Tuesday, May 5, 2009

Imagine

It seems like more often than not lately, I have been completing tasks in an imaginary sort of way rather than in the likes of reality. Walls have been painted, projects accomplished, phone calls and e-mails returned, thank you notes written, blogs posted. Heck, I've even done imaginary exercise.
I think this is my mind's way of coping with the million and one things I have on my "to-do" list that are NOT getting done in reality. You see, I LIKE the "t0-do" list. It makes me feel productive and organized (things I cannot always call myself). More than liking the actual list, I like crossing things OFF the list. Its a feeling that bubbles up from my stomach and rushes through the tips of my fingers as the pen crosses the paper. The feeling that I did something that says I exist- that I am worth something because I DID something. It is a drug that washes over me and hooks me into marathon errand runs and late night cleaning sessions. It is also what drove me to paint almost my entire house in 5 days. Jared would get home at 7pm. We'd eat and I'd head over to the house by about 8pm and paint. One night I returned home after midnight, showered, attempted to sleep, and when I couldn't I (in my pajamas) drove back to the empty house and painted the kitchen. At 8:30am Jared called.

"We're coming over."
"Okay."

A few minutes later I wondered why he would bring two kids to a house filled with wet walls and paint? This was not a good idea. Why didn't I say anything? I felt guilty for not being with them.
They showed up and disaster took over. Sadie bumped her arm on a wall and got paint on herself. Not liking this, she wiped her arm on our BRAND new sofa and chair. In his attempt to stop her from spreading the paint, Jared grabbed her arm. Her feelings hurt, she burst into tears. Meanwhile, Jack's practicing his standing skills against the wall.

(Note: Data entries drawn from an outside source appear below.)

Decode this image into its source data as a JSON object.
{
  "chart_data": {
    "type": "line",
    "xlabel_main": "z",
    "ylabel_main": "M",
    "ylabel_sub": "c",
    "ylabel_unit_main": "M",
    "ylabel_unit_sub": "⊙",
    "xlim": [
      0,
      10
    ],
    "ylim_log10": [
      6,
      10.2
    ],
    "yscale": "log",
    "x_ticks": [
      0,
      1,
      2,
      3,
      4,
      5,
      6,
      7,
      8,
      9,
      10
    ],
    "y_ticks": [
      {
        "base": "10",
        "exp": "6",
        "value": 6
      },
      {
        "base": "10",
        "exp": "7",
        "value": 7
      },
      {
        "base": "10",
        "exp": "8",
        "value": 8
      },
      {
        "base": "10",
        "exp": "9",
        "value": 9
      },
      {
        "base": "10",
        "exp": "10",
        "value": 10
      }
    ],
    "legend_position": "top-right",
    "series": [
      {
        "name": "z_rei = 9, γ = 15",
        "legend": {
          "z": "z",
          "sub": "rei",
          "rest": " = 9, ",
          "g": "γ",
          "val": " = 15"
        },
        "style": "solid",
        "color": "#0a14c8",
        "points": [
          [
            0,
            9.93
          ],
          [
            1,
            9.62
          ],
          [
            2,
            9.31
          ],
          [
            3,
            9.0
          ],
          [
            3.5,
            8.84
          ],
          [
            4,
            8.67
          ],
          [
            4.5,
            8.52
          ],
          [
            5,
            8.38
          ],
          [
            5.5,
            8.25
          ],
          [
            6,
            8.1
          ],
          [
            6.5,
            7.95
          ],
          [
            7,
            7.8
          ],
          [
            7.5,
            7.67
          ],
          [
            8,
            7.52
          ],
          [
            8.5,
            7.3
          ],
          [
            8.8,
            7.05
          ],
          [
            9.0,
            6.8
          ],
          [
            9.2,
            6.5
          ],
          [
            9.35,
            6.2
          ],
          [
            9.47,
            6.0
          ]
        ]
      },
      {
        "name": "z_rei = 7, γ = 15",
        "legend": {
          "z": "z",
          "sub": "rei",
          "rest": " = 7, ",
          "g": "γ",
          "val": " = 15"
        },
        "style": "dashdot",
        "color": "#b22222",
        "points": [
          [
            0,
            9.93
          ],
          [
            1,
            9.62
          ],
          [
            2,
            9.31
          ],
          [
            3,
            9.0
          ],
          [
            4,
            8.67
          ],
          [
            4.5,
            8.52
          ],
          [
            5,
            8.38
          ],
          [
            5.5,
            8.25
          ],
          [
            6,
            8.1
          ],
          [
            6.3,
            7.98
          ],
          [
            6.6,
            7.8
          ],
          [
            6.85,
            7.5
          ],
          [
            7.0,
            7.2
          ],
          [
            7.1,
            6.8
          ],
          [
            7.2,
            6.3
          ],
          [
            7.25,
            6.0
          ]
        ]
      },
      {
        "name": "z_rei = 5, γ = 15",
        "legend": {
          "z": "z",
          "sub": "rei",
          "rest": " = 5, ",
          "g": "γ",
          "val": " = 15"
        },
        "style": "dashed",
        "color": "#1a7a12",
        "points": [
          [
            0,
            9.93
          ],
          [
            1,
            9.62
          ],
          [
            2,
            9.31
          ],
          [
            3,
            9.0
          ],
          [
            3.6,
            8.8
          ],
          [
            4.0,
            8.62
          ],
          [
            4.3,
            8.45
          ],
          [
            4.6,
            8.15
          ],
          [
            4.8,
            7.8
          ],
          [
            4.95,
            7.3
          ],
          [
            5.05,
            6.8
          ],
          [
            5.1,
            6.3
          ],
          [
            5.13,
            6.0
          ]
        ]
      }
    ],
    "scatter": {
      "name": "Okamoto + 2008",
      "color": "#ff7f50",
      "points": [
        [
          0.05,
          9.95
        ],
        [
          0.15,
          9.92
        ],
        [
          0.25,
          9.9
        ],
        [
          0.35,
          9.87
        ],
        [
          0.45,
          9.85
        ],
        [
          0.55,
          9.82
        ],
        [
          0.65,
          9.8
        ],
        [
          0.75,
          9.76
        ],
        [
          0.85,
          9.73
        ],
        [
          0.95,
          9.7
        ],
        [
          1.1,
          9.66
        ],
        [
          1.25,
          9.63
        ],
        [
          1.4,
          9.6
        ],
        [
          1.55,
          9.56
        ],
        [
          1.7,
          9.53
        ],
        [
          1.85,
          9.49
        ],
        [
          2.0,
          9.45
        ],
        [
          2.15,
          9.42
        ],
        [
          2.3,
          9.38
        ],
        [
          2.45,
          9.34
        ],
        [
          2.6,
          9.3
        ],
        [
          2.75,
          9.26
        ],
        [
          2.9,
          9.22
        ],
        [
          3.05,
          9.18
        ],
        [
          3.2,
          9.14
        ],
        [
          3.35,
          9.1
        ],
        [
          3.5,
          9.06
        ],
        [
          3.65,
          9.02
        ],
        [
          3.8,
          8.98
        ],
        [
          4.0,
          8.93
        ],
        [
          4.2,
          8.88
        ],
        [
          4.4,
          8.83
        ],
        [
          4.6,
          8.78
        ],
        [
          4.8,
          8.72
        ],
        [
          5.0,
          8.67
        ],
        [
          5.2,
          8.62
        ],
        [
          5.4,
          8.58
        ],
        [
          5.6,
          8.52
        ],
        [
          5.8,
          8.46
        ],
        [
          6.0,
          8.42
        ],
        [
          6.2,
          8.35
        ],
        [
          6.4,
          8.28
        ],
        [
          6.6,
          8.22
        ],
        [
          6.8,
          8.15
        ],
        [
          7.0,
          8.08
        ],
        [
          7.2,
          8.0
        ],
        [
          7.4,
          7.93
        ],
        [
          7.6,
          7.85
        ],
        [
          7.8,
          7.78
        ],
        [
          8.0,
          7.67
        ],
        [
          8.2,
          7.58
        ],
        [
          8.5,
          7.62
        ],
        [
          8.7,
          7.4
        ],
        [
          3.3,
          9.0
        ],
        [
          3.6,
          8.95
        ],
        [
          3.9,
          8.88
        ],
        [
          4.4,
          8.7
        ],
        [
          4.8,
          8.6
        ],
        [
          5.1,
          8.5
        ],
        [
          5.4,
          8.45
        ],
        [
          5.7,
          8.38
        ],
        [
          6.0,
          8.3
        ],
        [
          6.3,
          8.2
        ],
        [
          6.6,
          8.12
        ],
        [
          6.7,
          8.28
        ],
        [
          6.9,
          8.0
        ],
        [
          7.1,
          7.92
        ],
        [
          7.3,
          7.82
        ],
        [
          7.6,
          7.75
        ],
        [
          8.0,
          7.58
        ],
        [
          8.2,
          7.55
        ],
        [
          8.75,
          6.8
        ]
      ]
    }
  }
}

"Why did you come here with two kids?"
"I just wanted to help."
"You DO help...by watching the kids and keeping them out of my way so I can finish painting."
"But I want to help with my hands."

I couldn't help but feel like I had infected Jared with my obsession. I mean, there WAS something in his voice when he called to say they were coming. Something unfamiliar to his usual tone. Something rushed and almost frantic. A sort of worry when he realized I had returned to paint before the sun had come up. It was like he wanted to hurry up the process by helping me so we could return to some semblance of normalcy. He knew I had to finish. He hated that I had to finish.

But I did. I finished the kitchen, painted our bedroom, and we moved in. That was about 3 weeks ago. I crashed for a while. (I suppose if you call doing my everyday chores of being a mother, housekeeper, laundromat, cook, teacher, maid, personal shopper....etc.. crashing) I've made it a point to abstain from my drug. (for now) The "to-do" list runs wild and grows by the day. But at night; in that twilight between laying down and falling asleep, my mind wanders. And in my imaginary world everything is being crossed off the list.

7 comments:

Stacy Hutchinson said...

Alright new house! I remember the painting frenzy when we got our house. We had one week to paint the whole house. We would put Ayden to sleep on the floor in one of the rooms and paint during his naps and all through the night. It's worth it though, isn't it?! I wish I had your checklist power. I can't have peace until the reality list gets checked off. Kudos to you.

Lexi said...

I think you and I are creating the same elusive checklist. Every time I physically cross something off of the list, 5 more jump on to take the others place. And those darn lists keep me awake and imagining away at night too! :-)

I like to visualize getting things done as well- it makes me feel better when I'm overwhelmed.

In fact, I've heard that it's healthy to visualize an outcome if you're not able to act on it right away and it can actually soothe your mind.

Which is why it's a good anger management tool funnily enough- it's far better to imagine slapping your boss when you are cross than to in fact do so! {Not that you would ever do that!}

So imagine away- I am right there with you!

And paint on the new couch... Oy vey. Hopefully you're all done with the paint for now!

I'm glad you are getting settled in your new house- I've missed you in blog land!

Jessica said...

I am glad you got moved in. Good luck with that ever growing list...

Emily said...

Ugh!! I have felt like this before. I hate the feeling. I always like a finished to-do list, rather than starting one. Remember, if I can keep the kids for a morning or afternoon so you can get something ticked off the list- let me know. Lance and Lainey would love it. :)

Lisa and Aaron said...

So very well put! I know the feeling!

AmyB said...

We are in the process of painting our entire house as well. I am so over it put am loving the 60 percent that is done! Nice to be all moved in i am sure! Sorry about the couch. I was trying to potty train a two year-old today with a ladder, messy drop cloths in the hall blocking the bathroom today. I had paint all over my feet so i couldn't run to another bathroom that would entail crossing carpet and had to wiggle my way around the painty mess as fast as possible to avoid an accident. Not so sucessful...

aidanjordan said...

I want to see pictures! I bet the house looks fantastic!